What This Means For Wages
Credit availability shapes who gets hired and what they’re paid.
When businesses can borrow, they hire ahead of revenue. You bring on the engineer before you’ve sold the next product. You open the new location before it’s profitable. Borrowed money bridges the gap.
When businesses can’t borrow, they hire after revenue arrives. You wait until the new product ships and sells. You wait until the new location would clearly be profitable. No money bridges the gap.
The first model creates more jobs, faster. It also creates more risk — some of those hires don’t work out, some of those locations close.
The second model creates fewer jobs, slower. It’s more stable for the businesses that survive. But it means the job market tightens. Fewer openings, more competition for each one, less leverage for workers negotiating wages.

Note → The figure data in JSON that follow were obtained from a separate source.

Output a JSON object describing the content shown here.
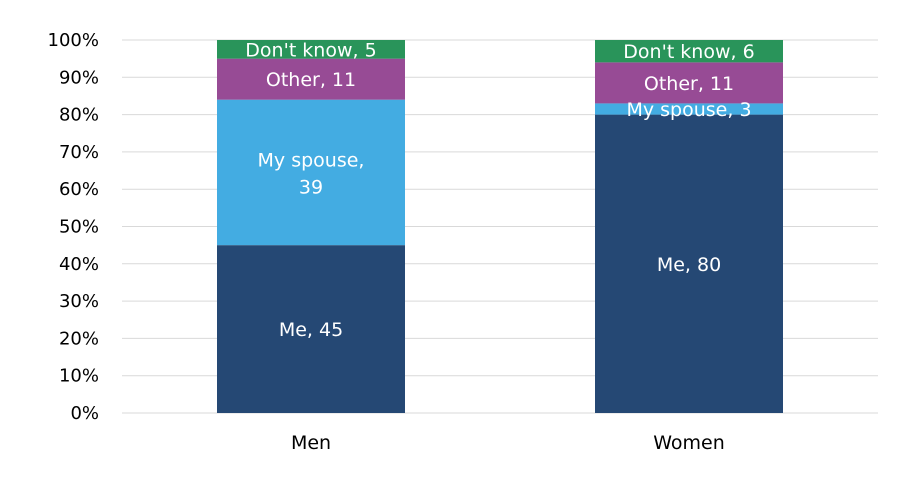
{
  "chart_data": {
    "type": "bar",
    "stacked": true,
    "categories": [
      "Men",
      "Women"
    ],
    "series": [
      {
        "name": "Me",
        "color": "#254874",
        "values": [
          45,
          80
        ],
        "labels": [
          "Me, 45",
          "Me, 80"
        ]
      },
      {
        "name": "My spouse",
        "color": "#43ace2",
        "values": [
          39,
          3
        ],
        "labels": [
          "My spouse, 39",
          "My spouse, 3"
        ]
      },
      {
        "name": "Other",
        "color": "#974b95",
        "values": [
          11,
          11
        ],
        "labels": [
          "Other, 11",
          "Other, 11"
        ]
      },
      {
        "name": "Don't know",
        "color": "#29945a",
        "values": [
          5,
          6
        ],
        "labels": [
          "Don't know, 5",
          "Don't know, 6"
        ]
      }
    ],
    "ylim": [
      0,
      100
    ],
    "y_ticks": [
      "0%",
      "10%",
      "20%",
      "30%",
      "40%",
      "50%",
      "60%",
      "70%",
      "80%",
      "90%",
      "100%"
    ],
    "grid": true,
    "legend": "none"
  }
}
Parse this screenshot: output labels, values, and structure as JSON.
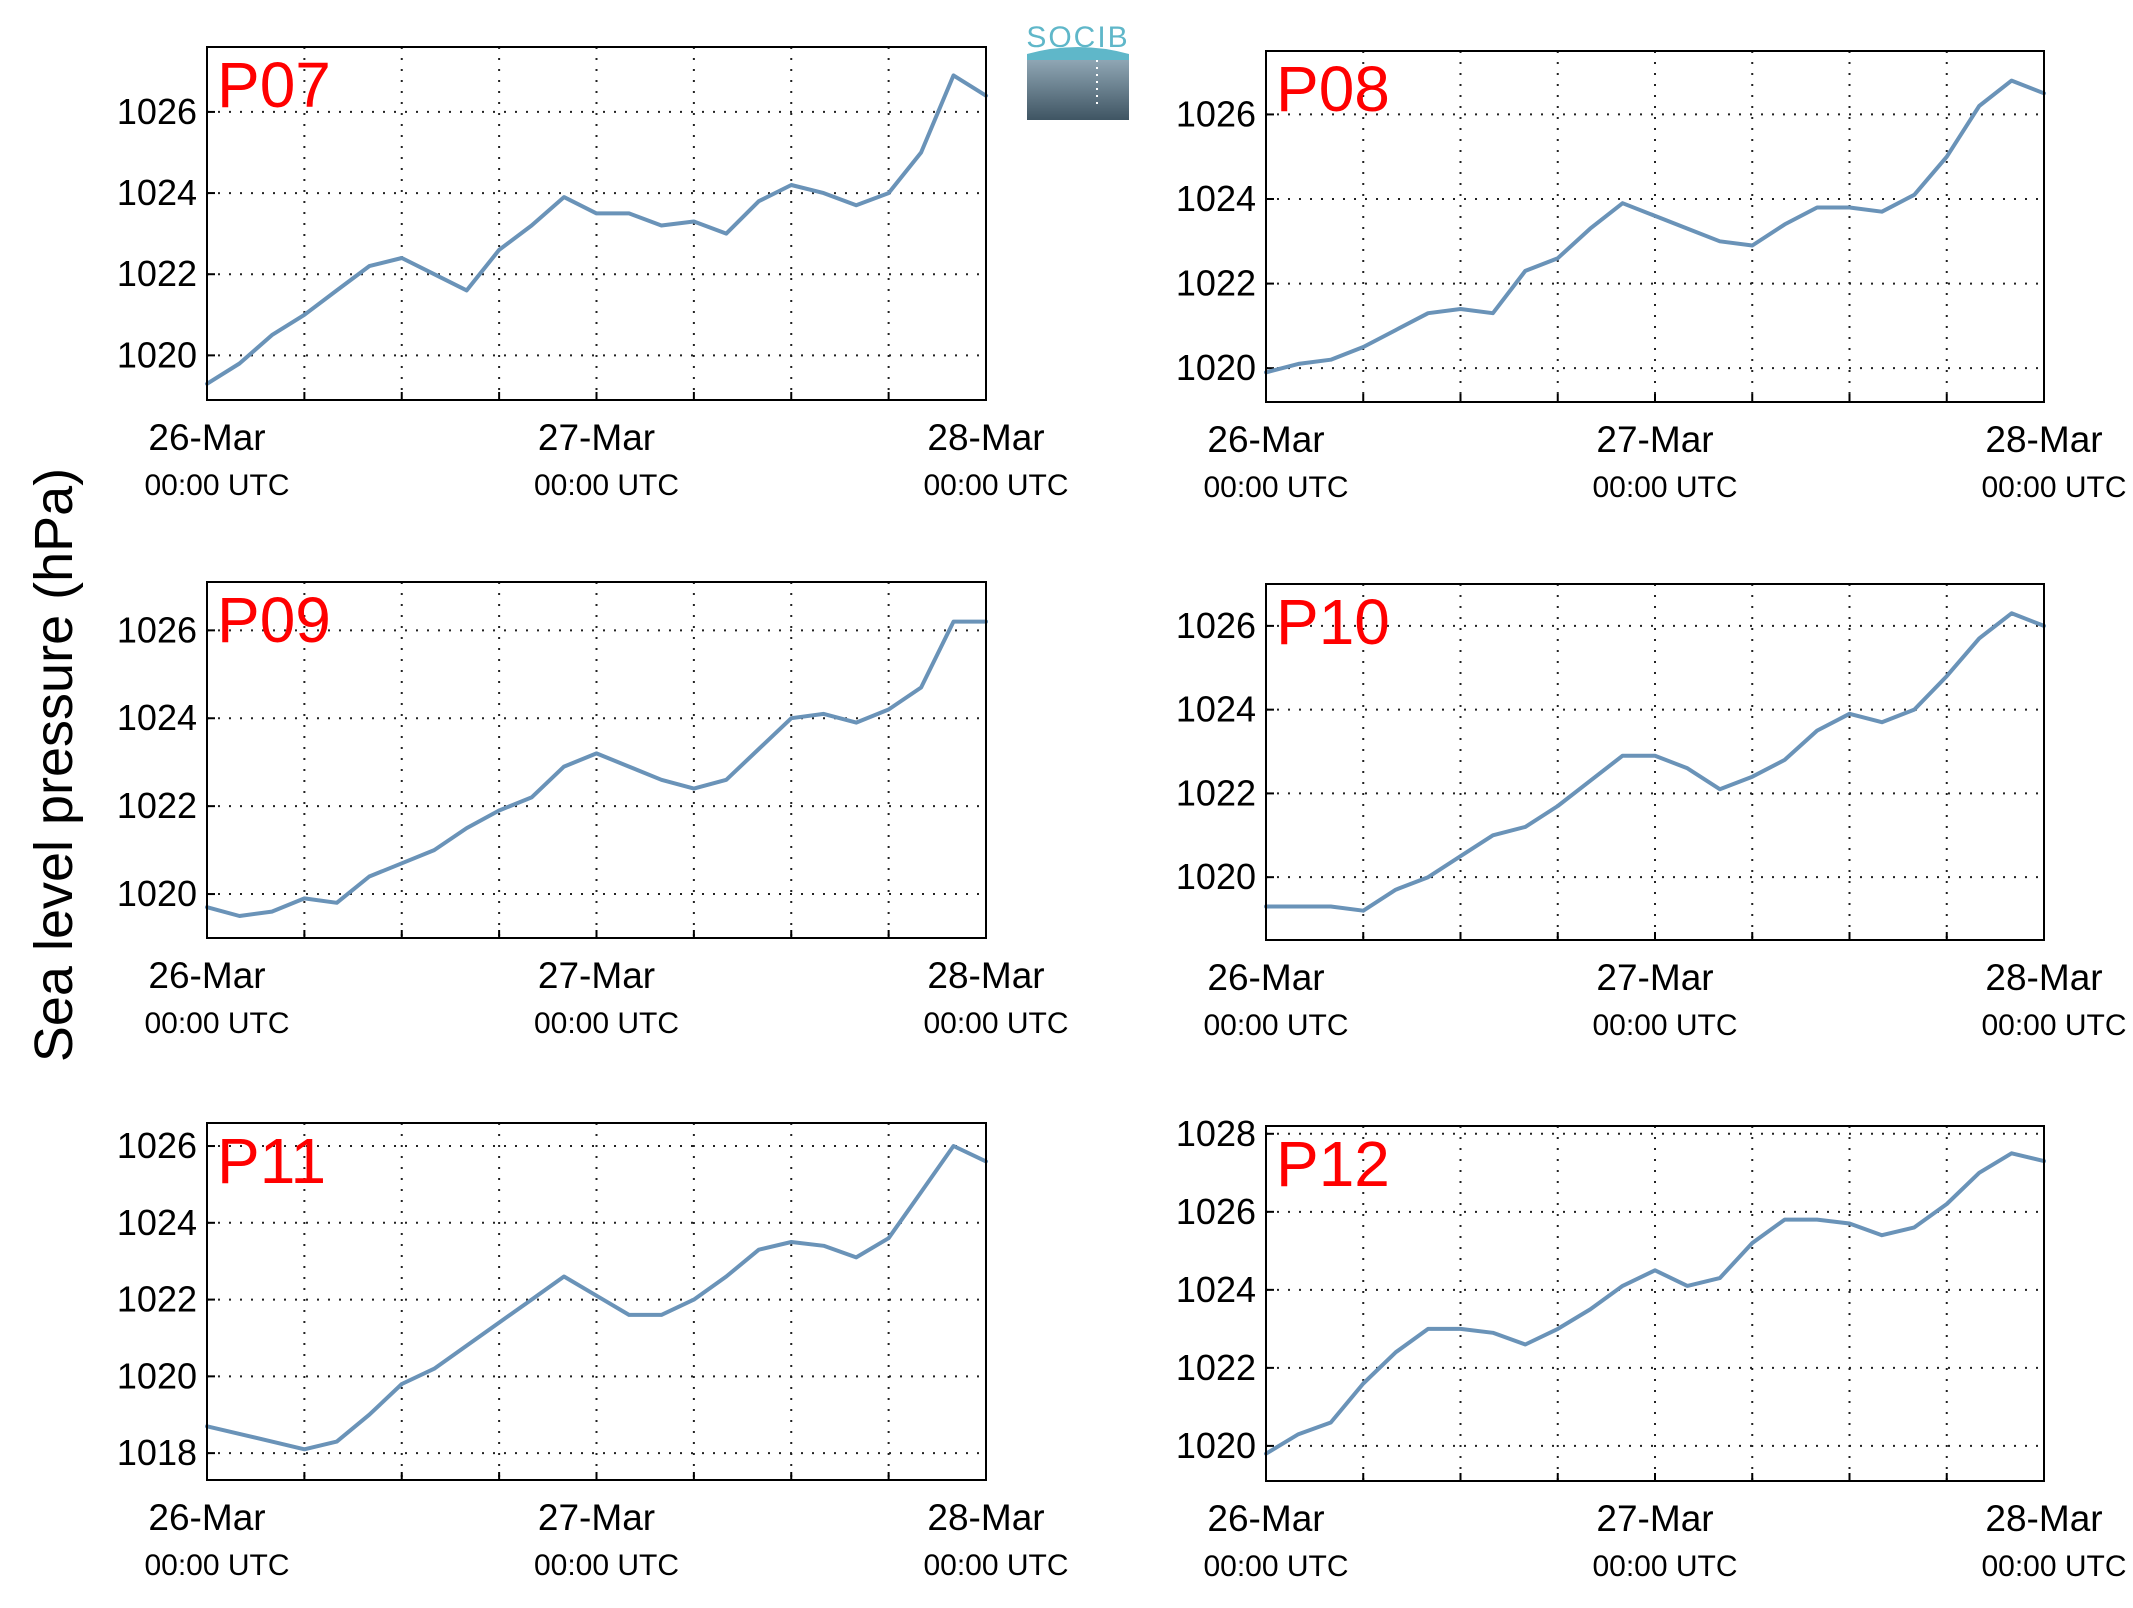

UK wage growth has been weak relative to other developed economies since 2008. The credit drought is one reason. Businesses that can’t expand don’t bid wages up trying to hire scarce talent. The labour market never gets tight enough to force meaningful raises.
This isn’t the only cause — productivity, trade, automation all matter. But credit is the variable that determines whether businesses can act on expansion plans or just think about them.
The Question No One Asks
Why don’t banks just lend more?
Because the rules say they can’t — not safely, under the current capital regime. The regulations that made banks more stable also made them more conservative.
You can argue those regulations are worth it. The 2008 crisis cost the UK economy hundreds of billions in lost output. Preventing the next crisis has value.
But there’s no free lunch. Stability came at the cost of growth. Banks that can’t fail also can’t take the risks that fund expansion.
The real question isn’t whether banks should lend more. It’s whether we’ve found the right trade-off between stability and dynamism — and whether we’re honest about the costs of the choice we made.